Substituto de Dr. Jairinho na Câmara foi intimado a depor sobre desabamento de prédios na Muzema

Políticos de campos ideológicos opostos concordaram quanto ao afastamento de Jairinho

Em uma decisão histórica, na noite de ontem, o plenário da Câmara do Rio cassou, pela primeira vez, o mandato de um vereador em exercício. Por unanimidade, Jairo Souza Santos Júnior (sem partido), o Dr. Jairinho, foi afastado definitivamente das suas funções por quebra de decoro parlamentar. Jairinho está preso desde abril, acusado de torturar e matar o enteado Henry Borel, de 4 anos. O substituto de Dr. Jairinho na Câmara é Marcelo Diniz Anastácio (Solidariedade). Ex-presidente da Associação de Moradores da Muzema, na Zona Oeste da capital fluminense, Marcelo Anastácio contabilizou 6,3 mil votos na última eleição.

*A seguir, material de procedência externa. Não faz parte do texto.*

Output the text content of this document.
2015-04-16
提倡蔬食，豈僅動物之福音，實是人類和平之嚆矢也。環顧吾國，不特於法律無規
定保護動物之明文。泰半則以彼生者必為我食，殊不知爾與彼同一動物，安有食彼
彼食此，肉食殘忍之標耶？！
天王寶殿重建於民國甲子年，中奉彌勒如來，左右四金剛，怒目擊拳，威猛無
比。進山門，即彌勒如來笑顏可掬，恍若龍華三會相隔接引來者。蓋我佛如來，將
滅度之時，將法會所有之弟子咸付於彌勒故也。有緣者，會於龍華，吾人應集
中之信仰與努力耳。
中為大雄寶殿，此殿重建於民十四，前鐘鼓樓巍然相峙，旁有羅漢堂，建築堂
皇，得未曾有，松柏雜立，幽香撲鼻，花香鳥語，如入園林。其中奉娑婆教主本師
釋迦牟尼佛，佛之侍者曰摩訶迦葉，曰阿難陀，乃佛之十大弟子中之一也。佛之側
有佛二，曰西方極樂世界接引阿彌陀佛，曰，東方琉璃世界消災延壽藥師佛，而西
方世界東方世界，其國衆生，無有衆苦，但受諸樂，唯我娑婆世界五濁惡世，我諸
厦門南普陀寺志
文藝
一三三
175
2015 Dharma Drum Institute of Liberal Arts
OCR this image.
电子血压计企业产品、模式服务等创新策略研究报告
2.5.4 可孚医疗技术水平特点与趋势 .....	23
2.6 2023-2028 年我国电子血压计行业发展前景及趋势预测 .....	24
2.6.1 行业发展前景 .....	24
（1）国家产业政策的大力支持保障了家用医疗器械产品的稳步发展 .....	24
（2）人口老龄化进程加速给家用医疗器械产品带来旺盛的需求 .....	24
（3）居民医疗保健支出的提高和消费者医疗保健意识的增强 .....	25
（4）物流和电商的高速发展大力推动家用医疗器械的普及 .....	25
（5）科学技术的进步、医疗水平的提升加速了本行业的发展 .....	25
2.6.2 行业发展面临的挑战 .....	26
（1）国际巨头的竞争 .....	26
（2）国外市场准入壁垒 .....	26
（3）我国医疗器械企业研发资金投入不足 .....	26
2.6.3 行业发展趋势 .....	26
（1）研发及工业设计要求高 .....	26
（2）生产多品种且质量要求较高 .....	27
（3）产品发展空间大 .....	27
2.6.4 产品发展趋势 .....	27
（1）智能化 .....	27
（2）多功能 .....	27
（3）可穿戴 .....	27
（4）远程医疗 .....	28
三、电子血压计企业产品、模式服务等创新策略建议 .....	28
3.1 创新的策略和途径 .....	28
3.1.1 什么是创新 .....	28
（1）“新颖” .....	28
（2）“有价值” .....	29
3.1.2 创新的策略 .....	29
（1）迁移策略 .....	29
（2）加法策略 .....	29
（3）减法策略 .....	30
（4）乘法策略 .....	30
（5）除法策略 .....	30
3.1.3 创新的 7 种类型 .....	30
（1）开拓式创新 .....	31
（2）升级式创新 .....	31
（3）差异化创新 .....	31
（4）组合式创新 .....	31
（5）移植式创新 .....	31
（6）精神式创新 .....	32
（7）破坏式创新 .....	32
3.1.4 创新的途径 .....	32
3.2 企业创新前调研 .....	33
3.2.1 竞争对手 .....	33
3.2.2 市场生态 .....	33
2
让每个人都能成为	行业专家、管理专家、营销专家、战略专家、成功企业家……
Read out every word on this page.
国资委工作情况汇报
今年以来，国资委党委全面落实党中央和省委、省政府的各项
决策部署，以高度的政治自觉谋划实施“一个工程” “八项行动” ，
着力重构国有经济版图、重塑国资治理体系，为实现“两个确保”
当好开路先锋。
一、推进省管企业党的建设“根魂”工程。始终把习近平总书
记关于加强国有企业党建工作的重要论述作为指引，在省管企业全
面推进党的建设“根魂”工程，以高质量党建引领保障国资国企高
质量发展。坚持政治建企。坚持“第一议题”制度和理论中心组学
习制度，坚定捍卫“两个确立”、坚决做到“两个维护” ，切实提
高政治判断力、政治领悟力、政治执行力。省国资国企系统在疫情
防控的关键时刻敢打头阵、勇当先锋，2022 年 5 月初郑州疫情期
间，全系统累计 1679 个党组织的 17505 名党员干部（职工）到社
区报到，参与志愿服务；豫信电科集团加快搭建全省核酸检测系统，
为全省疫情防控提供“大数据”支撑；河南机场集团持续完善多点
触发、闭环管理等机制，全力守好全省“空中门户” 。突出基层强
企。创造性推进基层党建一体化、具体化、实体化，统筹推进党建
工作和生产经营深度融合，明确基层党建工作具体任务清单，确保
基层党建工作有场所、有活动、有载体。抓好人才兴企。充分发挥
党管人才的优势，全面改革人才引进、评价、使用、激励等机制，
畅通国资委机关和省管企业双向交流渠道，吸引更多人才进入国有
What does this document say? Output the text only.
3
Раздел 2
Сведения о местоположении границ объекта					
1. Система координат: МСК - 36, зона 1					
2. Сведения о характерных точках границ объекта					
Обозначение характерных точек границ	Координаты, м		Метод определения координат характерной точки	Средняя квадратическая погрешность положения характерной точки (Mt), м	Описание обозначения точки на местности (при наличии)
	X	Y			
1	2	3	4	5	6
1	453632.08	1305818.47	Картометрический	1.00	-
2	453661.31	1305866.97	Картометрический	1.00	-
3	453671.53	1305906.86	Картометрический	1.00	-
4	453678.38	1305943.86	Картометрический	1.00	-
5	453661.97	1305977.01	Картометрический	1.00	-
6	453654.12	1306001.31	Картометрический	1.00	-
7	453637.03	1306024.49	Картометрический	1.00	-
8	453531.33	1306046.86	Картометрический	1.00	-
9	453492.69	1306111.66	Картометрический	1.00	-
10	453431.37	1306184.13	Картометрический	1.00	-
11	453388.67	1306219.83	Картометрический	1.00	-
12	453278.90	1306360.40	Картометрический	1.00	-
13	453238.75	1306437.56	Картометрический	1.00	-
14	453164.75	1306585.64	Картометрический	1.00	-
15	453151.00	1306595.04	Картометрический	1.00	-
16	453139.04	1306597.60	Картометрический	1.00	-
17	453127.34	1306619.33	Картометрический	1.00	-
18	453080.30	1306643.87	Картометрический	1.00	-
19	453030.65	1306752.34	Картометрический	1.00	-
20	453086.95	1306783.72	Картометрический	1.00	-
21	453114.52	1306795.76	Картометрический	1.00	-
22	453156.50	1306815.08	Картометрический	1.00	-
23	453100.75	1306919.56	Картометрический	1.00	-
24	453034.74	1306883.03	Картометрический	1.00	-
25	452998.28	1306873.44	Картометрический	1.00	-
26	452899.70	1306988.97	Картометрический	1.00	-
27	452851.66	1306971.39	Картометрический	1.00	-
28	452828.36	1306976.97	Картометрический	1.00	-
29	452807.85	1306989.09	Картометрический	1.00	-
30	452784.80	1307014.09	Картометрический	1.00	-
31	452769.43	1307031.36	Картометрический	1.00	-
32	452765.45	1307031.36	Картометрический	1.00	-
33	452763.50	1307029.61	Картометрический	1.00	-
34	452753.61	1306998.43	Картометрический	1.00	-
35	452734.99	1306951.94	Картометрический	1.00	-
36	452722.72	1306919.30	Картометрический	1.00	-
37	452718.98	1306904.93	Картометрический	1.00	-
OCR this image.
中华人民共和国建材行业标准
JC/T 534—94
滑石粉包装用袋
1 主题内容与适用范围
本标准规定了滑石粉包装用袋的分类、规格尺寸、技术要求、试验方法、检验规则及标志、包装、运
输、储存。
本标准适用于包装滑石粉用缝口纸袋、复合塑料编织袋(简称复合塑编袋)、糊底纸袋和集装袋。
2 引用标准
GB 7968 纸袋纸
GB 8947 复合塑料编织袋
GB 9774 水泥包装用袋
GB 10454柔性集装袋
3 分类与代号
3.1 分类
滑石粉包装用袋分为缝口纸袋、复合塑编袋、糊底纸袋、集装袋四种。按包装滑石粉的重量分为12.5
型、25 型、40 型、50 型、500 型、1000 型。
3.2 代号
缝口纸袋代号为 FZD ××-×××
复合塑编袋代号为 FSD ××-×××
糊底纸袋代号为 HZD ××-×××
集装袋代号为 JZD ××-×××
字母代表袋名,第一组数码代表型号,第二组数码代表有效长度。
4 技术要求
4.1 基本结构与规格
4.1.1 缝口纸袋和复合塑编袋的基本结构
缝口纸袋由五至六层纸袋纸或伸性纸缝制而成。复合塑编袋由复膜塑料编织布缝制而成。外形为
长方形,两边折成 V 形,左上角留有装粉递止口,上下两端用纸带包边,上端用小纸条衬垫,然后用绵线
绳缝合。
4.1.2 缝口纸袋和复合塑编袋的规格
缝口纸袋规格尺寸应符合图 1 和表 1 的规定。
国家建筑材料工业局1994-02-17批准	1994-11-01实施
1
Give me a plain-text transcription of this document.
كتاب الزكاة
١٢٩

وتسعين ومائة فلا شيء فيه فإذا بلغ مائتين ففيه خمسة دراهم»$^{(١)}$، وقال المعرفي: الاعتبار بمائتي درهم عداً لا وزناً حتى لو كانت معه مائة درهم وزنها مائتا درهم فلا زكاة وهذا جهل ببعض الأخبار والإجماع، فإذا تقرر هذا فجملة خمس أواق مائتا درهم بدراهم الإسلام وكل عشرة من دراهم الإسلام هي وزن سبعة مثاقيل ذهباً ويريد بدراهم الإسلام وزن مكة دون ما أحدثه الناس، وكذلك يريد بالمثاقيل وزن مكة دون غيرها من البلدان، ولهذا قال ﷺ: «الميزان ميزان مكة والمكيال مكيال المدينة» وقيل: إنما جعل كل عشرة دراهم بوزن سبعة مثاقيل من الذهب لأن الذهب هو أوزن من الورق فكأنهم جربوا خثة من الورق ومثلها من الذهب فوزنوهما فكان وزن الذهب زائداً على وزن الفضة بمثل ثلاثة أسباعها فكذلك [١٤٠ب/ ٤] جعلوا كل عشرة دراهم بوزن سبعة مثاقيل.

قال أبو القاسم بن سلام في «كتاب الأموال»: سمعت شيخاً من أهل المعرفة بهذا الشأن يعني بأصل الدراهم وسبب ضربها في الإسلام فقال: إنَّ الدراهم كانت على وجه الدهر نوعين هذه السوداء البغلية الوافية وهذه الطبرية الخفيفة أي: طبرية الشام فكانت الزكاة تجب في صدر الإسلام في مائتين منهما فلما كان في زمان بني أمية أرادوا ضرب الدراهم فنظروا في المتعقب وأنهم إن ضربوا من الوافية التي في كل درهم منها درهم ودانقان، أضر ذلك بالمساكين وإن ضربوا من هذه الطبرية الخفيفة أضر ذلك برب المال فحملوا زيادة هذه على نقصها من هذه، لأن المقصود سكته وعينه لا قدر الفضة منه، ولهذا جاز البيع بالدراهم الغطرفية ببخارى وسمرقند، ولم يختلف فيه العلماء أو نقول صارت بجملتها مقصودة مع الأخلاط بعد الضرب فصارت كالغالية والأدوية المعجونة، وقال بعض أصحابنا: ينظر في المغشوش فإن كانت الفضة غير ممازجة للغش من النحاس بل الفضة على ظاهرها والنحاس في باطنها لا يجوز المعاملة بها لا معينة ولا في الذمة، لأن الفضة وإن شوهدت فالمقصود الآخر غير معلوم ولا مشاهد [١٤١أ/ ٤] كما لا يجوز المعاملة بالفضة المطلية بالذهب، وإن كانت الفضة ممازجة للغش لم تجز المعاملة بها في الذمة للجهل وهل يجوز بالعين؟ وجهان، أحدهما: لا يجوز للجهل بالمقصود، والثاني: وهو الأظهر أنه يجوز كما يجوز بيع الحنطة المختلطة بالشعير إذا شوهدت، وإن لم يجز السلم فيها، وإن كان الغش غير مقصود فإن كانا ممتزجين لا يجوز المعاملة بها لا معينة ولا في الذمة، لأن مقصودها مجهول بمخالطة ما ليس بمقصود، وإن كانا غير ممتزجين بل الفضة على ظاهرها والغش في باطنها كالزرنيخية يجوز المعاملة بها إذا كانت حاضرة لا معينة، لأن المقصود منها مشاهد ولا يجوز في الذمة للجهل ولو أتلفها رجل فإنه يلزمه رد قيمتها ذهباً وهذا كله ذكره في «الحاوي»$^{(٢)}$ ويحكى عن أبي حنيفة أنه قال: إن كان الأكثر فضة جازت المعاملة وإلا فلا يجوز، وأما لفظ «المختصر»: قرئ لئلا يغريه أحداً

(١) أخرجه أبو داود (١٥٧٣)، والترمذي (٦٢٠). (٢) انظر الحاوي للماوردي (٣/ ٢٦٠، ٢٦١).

Em abril de 2019, quando dois prédios caíram na região, matando 24 pessoas, ele foi intimado a prestar esclarecimentos à Polícia Civil sobre a atuação da associação. Havia suspeita de que a entidade estivesse sendo usada como uma imobiliária clandestina, já que o único documento de posse do imóvel dos moradores do condomínio Figueira do Itanhangá era fornecido pela associação.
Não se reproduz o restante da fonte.